Dennis broke into laughter and a wry smile formed on Bernard’s face. “Just because there’s snow on the chimney,” he said,”doesn’t mean there ain’t fire in the stove.”
For the rest of the afternoon, Dennis and Dean brought wagons stacked high with bales of hay and unloaded them into the loft. Bernard “supervised”, making sure things were out of their way and engaging in the idle chit chat farmers have used for years to pass the time spent working. They talked about the weather, about crops, about cars and trucks, and deer hunting. Bernard was enjoying himself so much that he didn’t have time to dwell on his pending “retirement.” The sky gradually grew darker as the afternoon passed by until, as if on cue, just as Dean was putting the last bale up, a loud crack of thunder sounded, and a couple of minutes later, a soft rain began pelting the ground.
“How about that,” Dennis said. The three of them were standing in the barn, behind the wide open doors, watching the rain. Max was in the barn, too, curled up in a pile of loose hay, dry and happily asleep and exhausted from a glorious day spent chasing birds and mice around the farmyard.
“Just in the nick of time,” Dean said, and, turning to Bernard, added, “are we good or what?”
Bernard laughed, “You’re good, all right, just that I ain’t figured out what for yet.”
“Well, old man,” Dennis said, extending his hand, “happy retirement.” Dean extended his hand too, and Bernard shook hands with both of them.
“Well, Dean, we’d better go get that tarp up before it starts raining any harder.” Then they were off, in their Diesel, Dennis beeping the horn at Bernard as they pulled out of the driveway on to Ojibway Valley Road. Bernard stood alone in the barn and waved good bye.
Two weeks later, on September 30th, Bernard was all packed. Marie and Patrick were going to come by the next day and move him into his apartment. The sun had just set when Bernard realized there was one last thing to do. He loaded up the supplies in his F150 and drove to Dennis Talbert’s house. He got out and rang the front bell. Dennis opened the door.
“Dennis, there’s something I need you to do for me.”

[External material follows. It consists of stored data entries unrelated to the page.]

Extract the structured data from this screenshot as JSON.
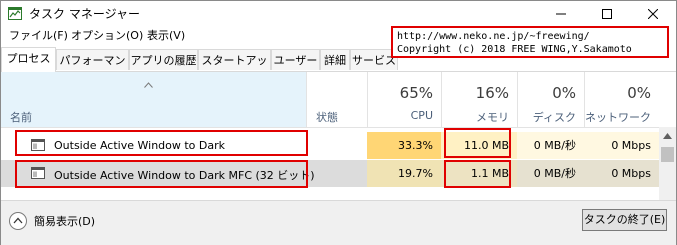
{
  "window": {
    "title": "タスク マネージャー",
    "minimize_glyph": "—",
    "maximize_glyph": "☐",
    "close_glyph": "✕"
  },
  "menu": [
    "ファイル(F)",
    "オプション(O)",
    "表示(V)"
  ],
  "tabs": [
    "プロセス",
    "パフォーマンス",
    "アプリの履歴",
    "スタートアップ",
    "ユーザー",
    "詳細",
    "サービス"
  ],
  "active_tab": "プロセス",
  "header": {
    "name": "名前",
    "status": "状態",
    "cpu": {
      "percent": "65%",
      "label": "CPU"
    },
    "memory": {
      "percent": "16%",
      "label": "メモリ"
    },
    "disk": {
      "percent": "0%",
      "label": "ディスク"
    },
    "network": {
      "percent": "0%",
      "label": "ネットワーク"
    }
  },
  "rows": [
    {
      "name": "Outside Active Window to Dark",
      "cpu": "33.3%",
      "memory": "11.0 MB",
      "disk": "0 MB/秒",
      "network": "0 Mbps"
    },
    {
      "name": "Outside Active Window to Dark MFC (32 ビット)",
      "cpu": "19.7%",
      "memory": "1.1 MB",
      "disk": "0 MB/秒",
      "network": "0 Mbps"
    }
  ],
  "footer": {
    "fewer_details": "簡易表示(D)",
    "end_task": "タスクの終了(E)"
  },
  "overlay": {
    "url": "http://www.neko.ne.jp/~freewing/",
    "copyright": "Copyright (c) 2018 FREE WING,Y.Sakamoto"
  },
  "colors": {
    "cpu_heat_row1": "#ffd675",
    "cpu_heat_row2": "#fbeec5",
    "mem_heat_row1": "#fff1c4",
    "mem_heat_row2": "#fbf3d8",
    "sorted_header": "#e5f3fb",
    "highlight_box": "#e00000",
    "header_label": "#4c607a"
  }
}
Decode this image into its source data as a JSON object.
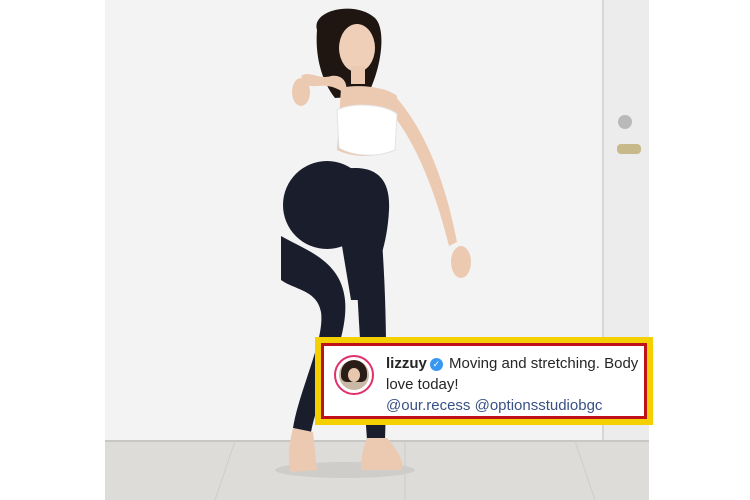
{
  "post": {
    "username": "lizzuy",
    "verified_icon": "verified-badge-icon",
    "caption": "Moving and stretching. Body love today!",
    "mention_1": "@our.recess",
    "mention_2": "@optionsstudiobgc"
  },
  "colors": {
    "frame_red": "#c0101a",
    "frame_yellow": "#f5d000",
    "verified_blue": "#3897f0",
    "mention_blue": "#385185"
  }
}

“Sure, anything, you name it.”
“I need you to come out to my truck with me.”
Dennis stepped outside and they walked to Bernard’s truck. Bernard opened the door, and Max jumped out, his tail wagging.
“What is it?” Dennis asked.
“Take him,” Bernard said.
“What? I couldn’t …”
“Just take him. He won’t be no trouble.”
“I thought you were taking him with you.”

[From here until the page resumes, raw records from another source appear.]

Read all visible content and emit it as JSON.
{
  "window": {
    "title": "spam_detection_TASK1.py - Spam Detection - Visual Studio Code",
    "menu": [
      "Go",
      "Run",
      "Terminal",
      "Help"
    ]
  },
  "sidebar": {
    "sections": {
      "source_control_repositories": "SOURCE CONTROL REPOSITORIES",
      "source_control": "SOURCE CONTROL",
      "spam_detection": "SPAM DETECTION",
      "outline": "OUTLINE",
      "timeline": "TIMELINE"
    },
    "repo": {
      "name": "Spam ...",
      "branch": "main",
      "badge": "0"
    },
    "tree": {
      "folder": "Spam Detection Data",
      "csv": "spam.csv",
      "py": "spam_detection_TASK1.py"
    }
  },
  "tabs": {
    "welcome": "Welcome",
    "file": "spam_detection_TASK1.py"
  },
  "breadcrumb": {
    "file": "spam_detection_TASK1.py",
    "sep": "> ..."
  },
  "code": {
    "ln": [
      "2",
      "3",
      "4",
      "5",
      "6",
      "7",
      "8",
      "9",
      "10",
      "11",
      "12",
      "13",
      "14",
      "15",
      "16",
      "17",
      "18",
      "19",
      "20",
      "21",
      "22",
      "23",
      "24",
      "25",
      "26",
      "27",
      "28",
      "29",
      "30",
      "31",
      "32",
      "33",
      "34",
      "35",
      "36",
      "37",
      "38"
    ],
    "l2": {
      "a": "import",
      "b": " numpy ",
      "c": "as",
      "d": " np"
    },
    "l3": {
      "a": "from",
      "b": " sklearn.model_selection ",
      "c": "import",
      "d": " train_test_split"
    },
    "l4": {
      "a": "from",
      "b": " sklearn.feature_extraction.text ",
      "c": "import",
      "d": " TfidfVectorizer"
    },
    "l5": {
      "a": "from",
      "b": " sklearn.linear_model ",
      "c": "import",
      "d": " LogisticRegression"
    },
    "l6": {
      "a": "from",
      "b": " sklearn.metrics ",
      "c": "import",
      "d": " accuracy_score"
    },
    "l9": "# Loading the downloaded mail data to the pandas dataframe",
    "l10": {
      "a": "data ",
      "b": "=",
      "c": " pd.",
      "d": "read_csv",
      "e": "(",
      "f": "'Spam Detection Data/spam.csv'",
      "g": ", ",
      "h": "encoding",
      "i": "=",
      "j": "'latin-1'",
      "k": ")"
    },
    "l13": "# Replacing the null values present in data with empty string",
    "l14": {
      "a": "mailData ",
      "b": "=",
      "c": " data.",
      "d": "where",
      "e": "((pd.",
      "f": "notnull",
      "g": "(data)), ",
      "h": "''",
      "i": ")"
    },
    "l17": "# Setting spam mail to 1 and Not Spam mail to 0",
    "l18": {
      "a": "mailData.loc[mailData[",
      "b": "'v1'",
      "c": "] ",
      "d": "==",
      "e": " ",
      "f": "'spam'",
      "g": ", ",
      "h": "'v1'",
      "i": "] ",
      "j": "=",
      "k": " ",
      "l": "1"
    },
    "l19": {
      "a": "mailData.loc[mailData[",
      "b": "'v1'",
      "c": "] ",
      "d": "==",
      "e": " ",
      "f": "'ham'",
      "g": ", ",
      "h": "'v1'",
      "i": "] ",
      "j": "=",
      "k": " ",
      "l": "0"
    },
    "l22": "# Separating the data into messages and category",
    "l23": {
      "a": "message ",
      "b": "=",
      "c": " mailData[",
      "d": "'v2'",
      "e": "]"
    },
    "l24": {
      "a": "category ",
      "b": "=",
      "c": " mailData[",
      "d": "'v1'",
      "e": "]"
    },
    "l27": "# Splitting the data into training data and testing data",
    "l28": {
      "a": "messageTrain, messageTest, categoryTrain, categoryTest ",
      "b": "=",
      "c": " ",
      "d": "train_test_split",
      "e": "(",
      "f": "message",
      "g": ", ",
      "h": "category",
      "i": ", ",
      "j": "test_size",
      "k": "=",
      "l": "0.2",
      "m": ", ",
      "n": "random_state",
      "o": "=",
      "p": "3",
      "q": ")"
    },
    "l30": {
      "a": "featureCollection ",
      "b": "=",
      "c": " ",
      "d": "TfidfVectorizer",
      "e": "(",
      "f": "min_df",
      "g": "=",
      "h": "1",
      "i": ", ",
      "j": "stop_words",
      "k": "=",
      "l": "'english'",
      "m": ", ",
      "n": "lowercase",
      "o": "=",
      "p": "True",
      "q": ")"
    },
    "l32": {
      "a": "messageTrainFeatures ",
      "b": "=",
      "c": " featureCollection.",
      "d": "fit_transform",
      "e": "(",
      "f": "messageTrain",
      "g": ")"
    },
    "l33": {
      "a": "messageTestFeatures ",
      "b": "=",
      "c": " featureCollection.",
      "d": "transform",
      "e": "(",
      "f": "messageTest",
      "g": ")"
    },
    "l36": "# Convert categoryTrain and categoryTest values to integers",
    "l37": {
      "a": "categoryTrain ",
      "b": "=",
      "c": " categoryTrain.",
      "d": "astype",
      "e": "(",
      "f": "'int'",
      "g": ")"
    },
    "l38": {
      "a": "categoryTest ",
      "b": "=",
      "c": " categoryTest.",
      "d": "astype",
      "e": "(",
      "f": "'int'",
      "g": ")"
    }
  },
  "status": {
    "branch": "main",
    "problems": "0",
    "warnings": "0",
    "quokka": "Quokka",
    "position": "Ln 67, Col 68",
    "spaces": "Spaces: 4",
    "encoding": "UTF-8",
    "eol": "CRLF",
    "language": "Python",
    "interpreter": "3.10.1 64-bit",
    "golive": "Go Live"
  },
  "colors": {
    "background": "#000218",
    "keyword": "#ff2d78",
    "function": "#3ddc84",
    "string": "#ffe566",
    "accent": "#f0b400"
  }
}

“He won’t do any good in town. He loves it out here. He can’t run in town.”
“Bernard, I can’t …”
“Please?” Bernard was looking directly into Dennis’ eyes, his face red, his eyes wet, pleading with Dennis. Dennis silently nodded. Bernard reached into the back of his truck and pulled out a bag with all of Max’s things – his dish, a leash, the mat he slept on, and the bag of hard food and the cans of soft food. He gave it to Dennis and then he took a folded up sheet of paper out of his back pocket and handed it to him. “I wrote everything down that you need to do.” Max was up by the front porch when Bernard said, “Thanks, Dennis.”

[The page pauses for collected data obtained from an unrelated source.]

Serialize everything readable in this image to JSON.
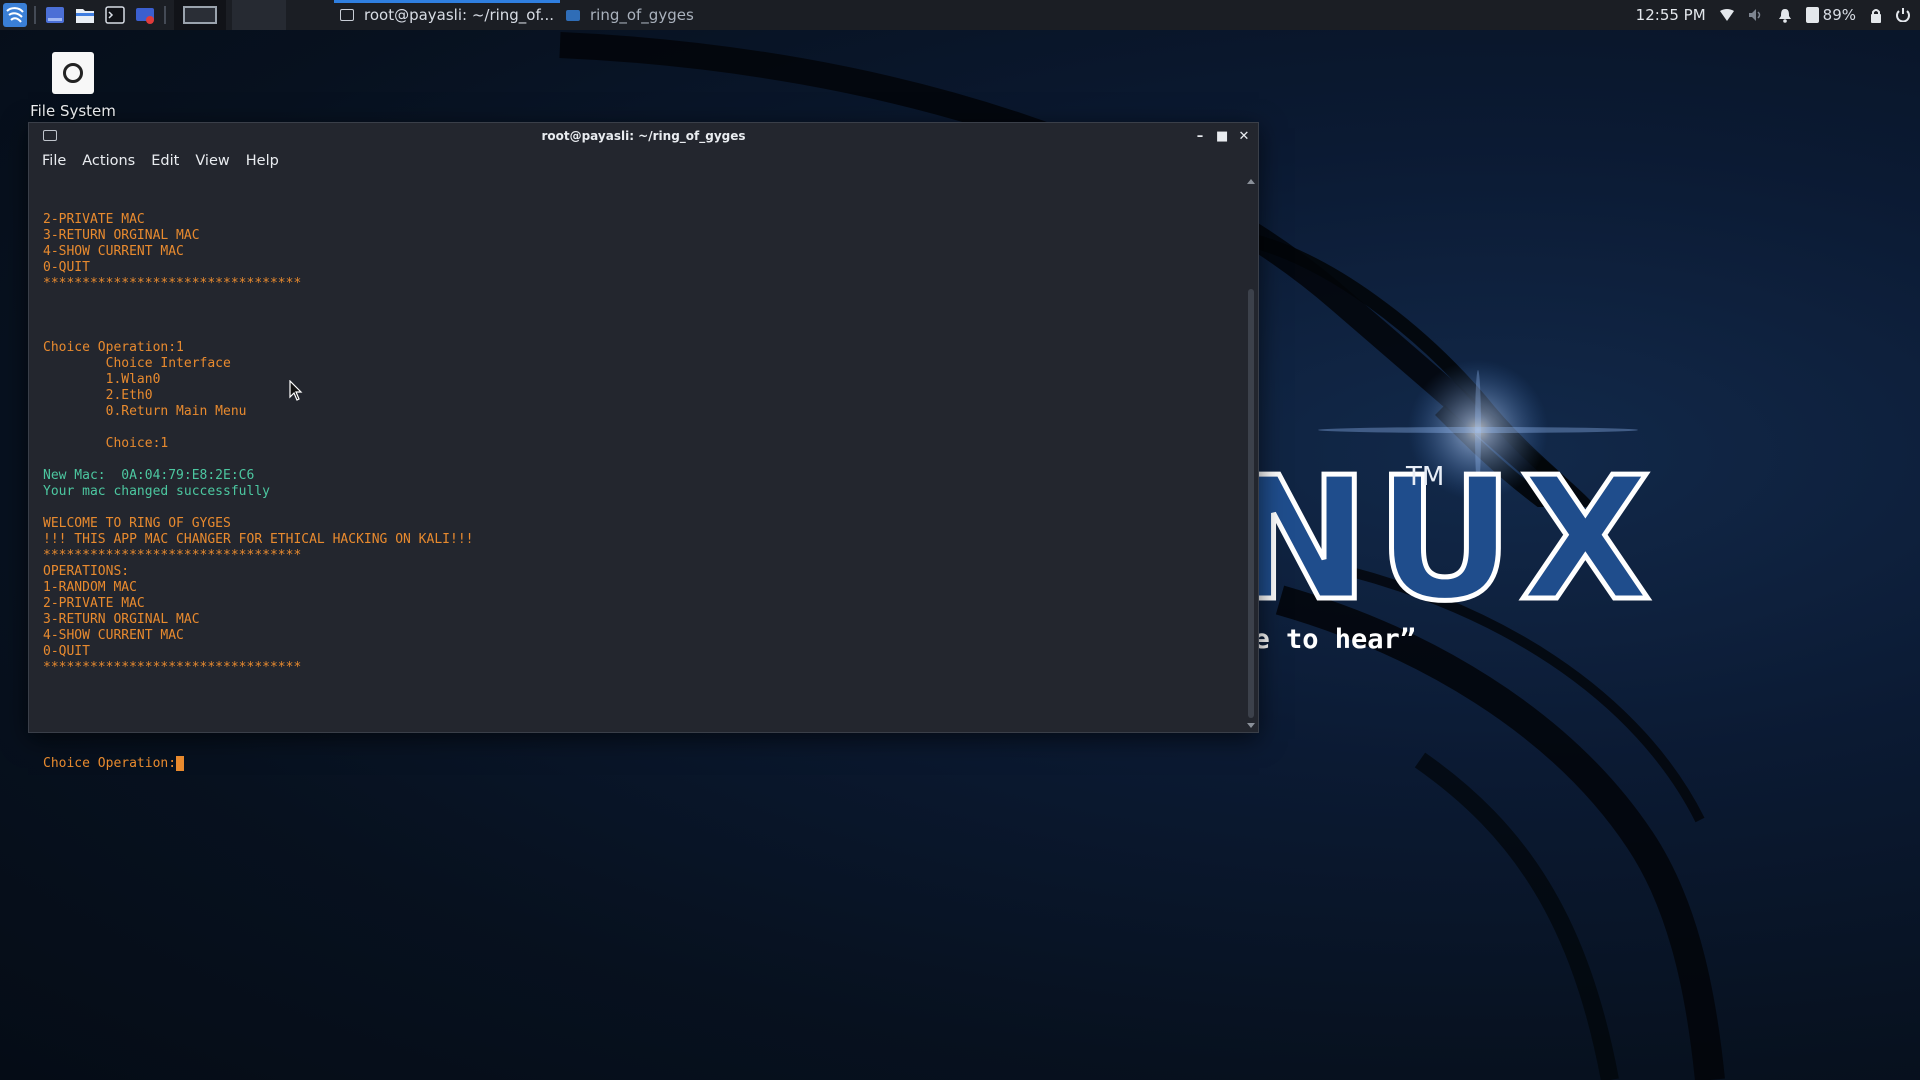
{
  "panel": {
    "tasks": [
      {
        "label": "root@payasli: ~/ring_of...",
        "icon": "terminal-icon",
        "active": true
      },
      {
        "label": "ring_of_gyges",
        "icon": "folder-icon",
        "active": false
      }
    ],
    "clock": "12:55 PM",
    "battery": "89%"
  },
  "desktop": {
    "icon_label": "File System"
  },
  "wallpaper": {
    "logo": "KALI LINUX",
    "tm": "TM",
    "slogan": "“the quieter you become, the more you are able to hear”"
  },
  "window": {
    "title": "root@payasli: ~/ring_of_gyges",
    "menu": [
      "File",
      "Actions",
      "Edit",
      "View",
      "Help"
    ]
  },
  "terminal": {
    "lines": [
      {
        "text": "2-PRIVATE MAC",
        "style": "orange"
      },
      {
        "text": "3-RETURN ORGINAL MAC",
        "style": "orange"
      },
      {
        "text": "4-SHOW CURRENT MAC",
        "style": "orange"
      },
      {
        "text": "0-QUIT",
        "style": "orange"
      },
      {
        "text": "*********************************",
        "style": "orange"
      },
      {
        "text": "",
        "style": "orange"
      },
      {
        "text": "",
        "style": "orange"
      },
      {
        "text": "",
        "style": "orange"
      },
      {
        "text": "Choice Operation:1",
        "style": "orange"
      },
      {
        "text": "        Choice Interface",
        "style": "orange"
      },
      {
        "text": "        1.Wlan0",
        "style": "orange"
      },
      {
        "text": "        2.Eth0",
        "style": "orange"
      },
      {
        "text": "        0.Return Main Menu",
        "style": "orange"
      },
      {
        "text": "",
        "style": "orange"
      },
      {
        "text": "        Choice:1",
        "style": "orange"
      },
      {
        "text": "",
        "style": "orange"
      },
      {
        "text": "New Mac:  0A:04:79:E8:2E:C6",
        "style": "green"
      },
      {
        "text": "Your mac changed successfully",
        "style": "green"
      },
      {
        "text": "",
        "style": "orange"
      },
      {
        "text": "WELCOME TO RING OF GYGES",
        "style": "orange"
      },
      {
        "text": "!!! THIS APP MAC CHANGER FOR ETHICAL HACKING ON KALI!!!",
        "style": "orange"
      },
      {
        "text": "*********************************",
        "style": "orange"
      },
      {
        "text": "OPERATIONS:",
        "style": "orange"
      },
      {
        "text": "1-RANDOM MAC",
        "style": "orange"
      },
      {
        "text": "2-PRIVATE MAC",
        "style": "orange"
      },
      {
        "text": "3-RETURN ORGINAL MAC",
        "style": "orange"
      },
      {
        "text": "4-SHOW CURRENT MAC",
        "style": "orange"
      },
      {
        "text": "0-QUIT",
        "style": "orange"
      },
      {
        "text": "*********************************",
        "style": "orange"
      },
      {
        "text": "",
        "style": "orange"
      },
      {
        "text": "",
        "style": "orange"
      },
      {
        "text": "",
        "style": "orange"
      }
    ],
    "prompt": "Choice Operation:",
    "colors": {
      "orange": "#e88a2e",
      "green": "#4cc7a0",
      "background": "#23262e"
    }
  }
}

“Bernard,” Dennis said, “don’t worry. We’ll take good care of him.”
“I know you will. Now, if you don’t mind, take him inside before I leave. It’ll be easier that way.”
Dennis nodded that he understood, and took Max inside with him. Bernard backed his truck out onto the highway, and drove straight into the last night he’d ever spend in the house he was born in.